As-tu guidé les premiers pas de Bertrand Gille et de Jérôme Fernandez, tes nouveaux collègues du Bureau directeur de la FFHandball ?
Oh je crois que ces deux hommes expérimentés n’ont pas besoin de moi pour être guidé. C’est super de bosser ensemble sur notre sport et leur arrivée renforce la transversalité. Ils apportent un nouveau regard : ils ont compris tout le système à grande vitesse. Leur exigence et leur professionnalisme transpirent dans leur façon de faire. Avec Jérôme, et Bertrand sur les questions marketing, nous travaillons ensemble sur le dossier des J.O. de Paris 2024. Leur arrivée signifie aussi que la FFHandball s’appuie sur un maillage sociétal et intergénérationnel différent, où jeunes et anciens peuvent travailler ensemble.

Comment transformer positivement la frustration de la délocalisation dans la métropole lilloise des deux tournois de handball ?
Le COJO de Paris 2024 s’est rapproché de la fédération pour faire en sorte que cette délocalisation soit la mieux exploitée. Dans un premier temps, le ressenti a été négatif : comment le sport collectif le plus titré a-t-il pu être écarté de la carte parisienne des sites de compétition ? Je crois que c’était une réaction logique mais une fois mis devant le fait accompli, il ne fallait pas continuer à se plaindre et au contraire faire en sorte que ce projet-là soit bonifié.
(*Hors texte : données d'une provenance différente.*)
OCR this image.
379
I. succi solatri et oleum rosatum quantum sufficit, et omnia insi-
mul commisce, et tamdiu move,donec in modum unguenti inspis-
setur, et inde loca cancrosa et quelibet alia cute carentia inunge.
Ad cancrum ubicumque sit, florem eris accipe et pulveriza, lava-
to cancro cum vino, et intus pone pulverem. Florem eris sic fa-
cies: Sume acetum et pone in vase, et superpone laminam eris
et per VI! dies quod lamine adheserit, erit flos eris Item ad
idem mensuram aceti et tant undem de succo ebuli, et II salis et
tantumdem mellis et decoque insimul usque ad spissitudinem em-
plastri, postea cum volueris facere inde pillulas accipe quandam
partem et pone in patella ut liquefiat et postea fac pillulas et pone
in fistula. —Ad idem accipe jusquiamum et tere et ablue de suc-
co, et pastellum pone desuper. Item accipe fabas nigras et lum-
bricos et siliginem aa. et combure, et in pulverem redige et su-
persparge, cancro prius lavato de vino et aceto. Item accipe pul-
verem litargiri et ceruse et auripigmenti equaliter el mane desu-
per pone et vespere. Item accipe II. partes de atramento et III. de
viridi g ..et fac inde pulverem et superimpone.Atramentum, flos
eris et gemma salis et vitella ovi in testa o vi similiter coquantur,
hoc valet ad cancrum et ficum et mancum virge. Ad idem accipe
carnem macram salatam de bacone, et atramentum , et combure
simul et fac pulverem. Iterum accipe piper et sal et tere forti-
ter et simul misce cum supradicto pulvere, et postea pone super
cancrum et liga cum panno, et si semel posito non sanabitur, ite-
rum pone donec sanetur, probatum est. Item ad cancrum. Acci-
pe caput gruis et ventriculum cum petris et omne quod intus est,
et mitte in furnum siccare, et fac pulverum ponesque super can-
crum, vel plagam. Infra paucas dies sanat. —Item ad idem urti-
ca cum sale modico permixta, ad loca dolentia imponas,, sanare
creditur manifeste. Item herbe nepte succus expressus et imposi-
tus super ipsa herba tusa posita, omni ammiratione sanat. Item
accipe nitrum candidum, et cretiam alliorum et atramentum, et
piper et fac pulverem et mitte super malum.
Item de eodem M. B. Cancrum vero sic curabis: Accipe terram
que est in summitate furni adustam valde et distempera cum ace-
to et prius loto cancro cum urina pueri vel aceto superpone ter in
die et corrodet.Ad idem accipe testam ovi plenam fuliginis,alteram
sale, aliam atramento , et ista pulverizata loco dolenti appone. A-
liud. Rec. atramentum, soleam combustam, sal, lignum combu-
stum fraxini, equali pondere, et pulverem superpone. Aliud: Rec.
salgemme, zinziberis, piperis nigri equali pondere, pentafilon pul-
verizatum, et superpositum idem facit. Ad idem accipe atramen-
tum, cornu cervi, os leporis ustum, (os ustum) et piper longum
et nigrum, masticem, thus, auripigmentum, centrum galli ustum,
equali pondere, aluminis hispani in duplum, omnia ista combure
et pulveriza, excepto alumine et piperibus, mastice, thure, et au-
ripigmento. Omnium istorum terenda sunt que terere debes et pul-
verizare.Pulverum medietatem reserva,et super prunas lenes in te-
Loin du village, l’expérience des athlètes sera forcément différente mais nous allons nous attacher à ce que ces Jeux de 2024 soient vécus intensément en rassemblant toutes les forces vives autour du Stade Pierre Mauroy.

Psychologue libérale et en institutions à Toulouse, tu interviens notamment comme préparatrice mentale de l’équipe de football du Toulouse FC. Comment se déroule cette expérience qui te renvoie à tes années de handballeuse professionnelle ?
J’ai été contactée par le président du club, Damien Comolli, qui est venu chercher ma double expérience : de joueuse et de psychologue. Le TFC a connu une saison très difficile l’an passé et il se reconstruit actuellement. Dans le football, il existe un décalage énorme entre les enjeux et la préparation mentale. Quand on me propose un projet, je ne le vois ni sexué, ni ethnique, je m’attarde sur les compétences requises avec une visée sur comment progresser et m’épanouir. Me concernant, l’adrénaline des matches ravive des émotions un peu identiques à ce que je ressens lorsque je commente les matches de l’équipe de France féminine.

Propos recueillis par Hubert Guériau

*Alice Milliat était une nageuse, hockeyeuse et rameuse. Disparue en 1957 (à 73 ans), la Nantaise fut la cofondatrice et présidente de la fédération des sociétés féminines sportives de France. Alice Milliat est aussi reconnue comme l’une des plus grandes militantes du combat pour la reconnaissance du sport féminin au niveau international.